Des «journalistes célèbres», enchantés de leur nurse, lui offrent de quoi passer le Bafa et un CAP petite enfance, qu’elle obtient avec mention. Aujourd’hui, son dossier totalise des dizaines de lettres de comtesses et d’autres représentants de familles aristocratiques qui disent toutes la même chose: «Cathy est parfaite, je la recommande en tout point.» «Elle s’est occupée admirablement du nouveau-né, tant pour la gestion des biberons que pour l’éveil, alliant douceur et fermeté. Elle a pris soin de la sœur aînée avec beaucoup d’intelligence, et s’est révélée vis-à-vis de nous d’une courtoisie parfaite. Les liens qui se sont tissés entre nous sont devenus une amitié profonde.» «Sensible, de bon conseil, grand soutien médical et moral…» Et enfin, victoire suprême: «Elle est d’une grande éducation.»

Super Nanny

Elle n’était pas actrice de télé, juste nurse. «Elle a hésité avant de nous dire oui, se souvient Bibiane Godfroid, parce qu’elle se demandait comment elle allait l’annoncer aux petits dont elle s’occupait alors.» Grâce à ses cachets, «elle a pu gâter les siens. J’ai bien conscience d’avoir changé la vie de cette femme, c’est pourquoi j’ai tenu à être présente aux funérailles.» Super Nanny était fière de ses enfants, «beaux et sérieux»: Eptissem, l’aînée, qu’elle a eue à 18 ans, Najoua, et Hamadi, le cadet, qui vivait avec elle dans l’ouest parisien, près des deux sœurs. «Elle n’a pas changé, confie-t-il à la télévision tunisienne. Elle était entière.»

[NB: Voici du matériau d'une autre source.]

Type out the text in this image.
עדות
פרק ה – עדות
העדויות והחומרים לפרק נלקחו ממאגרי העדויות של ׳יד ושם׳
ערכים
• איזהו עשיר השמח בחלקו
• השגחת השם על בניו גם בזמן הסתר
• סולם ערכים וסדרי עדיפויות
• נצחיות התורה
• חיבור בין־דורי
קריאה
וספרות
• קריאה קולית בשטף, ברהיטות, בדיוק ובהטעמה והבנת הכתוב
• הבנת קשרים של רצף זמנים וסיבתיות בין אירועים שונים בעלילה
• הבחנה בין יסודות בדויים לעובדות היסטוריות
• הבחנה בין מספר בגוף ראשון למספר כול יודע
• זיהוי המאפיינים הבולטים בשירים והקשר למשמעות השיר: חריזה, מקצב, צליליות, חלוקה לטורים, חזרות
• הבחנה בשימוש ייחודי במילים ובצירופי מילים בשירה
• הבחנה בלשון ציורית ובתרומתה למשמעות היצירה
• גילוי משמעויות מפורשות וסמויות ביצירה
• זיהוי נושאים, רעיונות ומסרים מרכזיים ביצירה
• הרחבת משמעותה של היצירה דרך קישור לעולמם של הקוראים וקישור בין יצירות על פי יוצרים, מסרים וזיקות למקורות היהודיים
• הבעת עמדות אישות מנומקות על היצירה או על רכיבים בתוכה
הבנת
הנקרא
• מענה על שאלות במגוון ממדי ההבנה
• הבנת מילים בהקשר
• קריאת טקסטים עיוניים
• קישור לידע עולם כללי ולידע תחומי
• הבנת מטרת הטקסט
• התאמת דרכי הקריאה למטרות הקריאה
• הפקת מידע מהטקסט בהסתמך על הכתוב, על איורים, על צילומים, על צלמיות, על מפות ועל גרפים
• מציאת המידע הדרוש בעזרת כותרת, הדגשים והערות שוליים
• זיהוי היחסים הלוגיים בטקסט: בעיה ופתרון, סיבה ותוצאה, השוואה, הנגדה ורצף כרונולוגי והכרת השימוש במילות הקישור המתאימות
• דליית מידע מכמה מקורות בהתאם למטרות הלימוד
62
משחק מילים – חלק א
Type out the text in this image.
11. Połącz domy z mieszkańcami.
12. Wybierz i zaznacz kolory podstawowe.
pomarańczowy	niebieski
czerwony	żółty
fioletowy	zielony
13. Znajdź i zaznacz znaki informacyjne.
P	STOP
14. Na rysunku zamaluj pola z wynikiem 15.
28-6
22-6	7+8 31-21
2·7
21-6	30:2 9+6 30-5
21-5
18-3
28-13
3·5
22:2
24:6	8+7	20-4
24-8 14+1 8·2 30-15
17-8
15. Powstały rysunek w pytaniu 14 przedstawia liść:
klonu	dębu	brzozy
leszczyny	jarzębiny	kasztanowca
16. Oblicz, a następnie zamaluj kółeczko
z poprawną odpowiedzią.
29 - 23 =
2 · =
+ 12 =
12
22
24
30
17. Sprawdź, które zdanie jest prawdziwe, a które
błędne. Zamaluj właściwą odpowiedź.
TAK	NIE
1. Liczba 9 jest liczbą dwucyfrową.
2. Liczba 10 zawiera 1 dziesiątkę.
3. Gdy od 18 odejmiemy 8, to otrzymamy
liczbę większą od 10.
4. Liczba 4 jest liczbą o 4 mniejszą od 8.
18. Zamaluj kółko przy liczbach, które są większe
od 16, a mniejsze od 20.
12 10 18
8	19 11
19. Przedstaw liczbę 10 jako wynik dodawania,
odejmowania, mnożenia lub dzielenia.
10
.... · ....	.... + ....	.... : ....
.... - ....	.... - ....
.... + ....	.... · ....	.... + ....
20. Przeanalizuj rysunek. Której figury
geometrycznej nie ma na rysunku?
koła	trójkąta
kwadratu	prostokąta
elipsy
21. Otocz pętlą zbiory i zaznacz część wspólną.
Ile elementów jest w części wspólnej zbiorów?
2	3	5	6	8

Récemment divorcée de son mari auquel elle s’était sincèrement attachée au fil des ans, elle a écrit les dernières lignes de sa vie avec passion. Grande amoureuse, elle aimait faire la fête «dans les boîtes arabes, raconte Aouatef, et se fichait du regard des autres». «Dans la vie, écrit-elle dans ses mémoires, on m’a toujours imposé le début des choses, la première lettre du paragraphe. A partir de là, j’ai toujours trouvé ma voie, pris des chemins de traverse, et je ne le regrette pas une seconde!»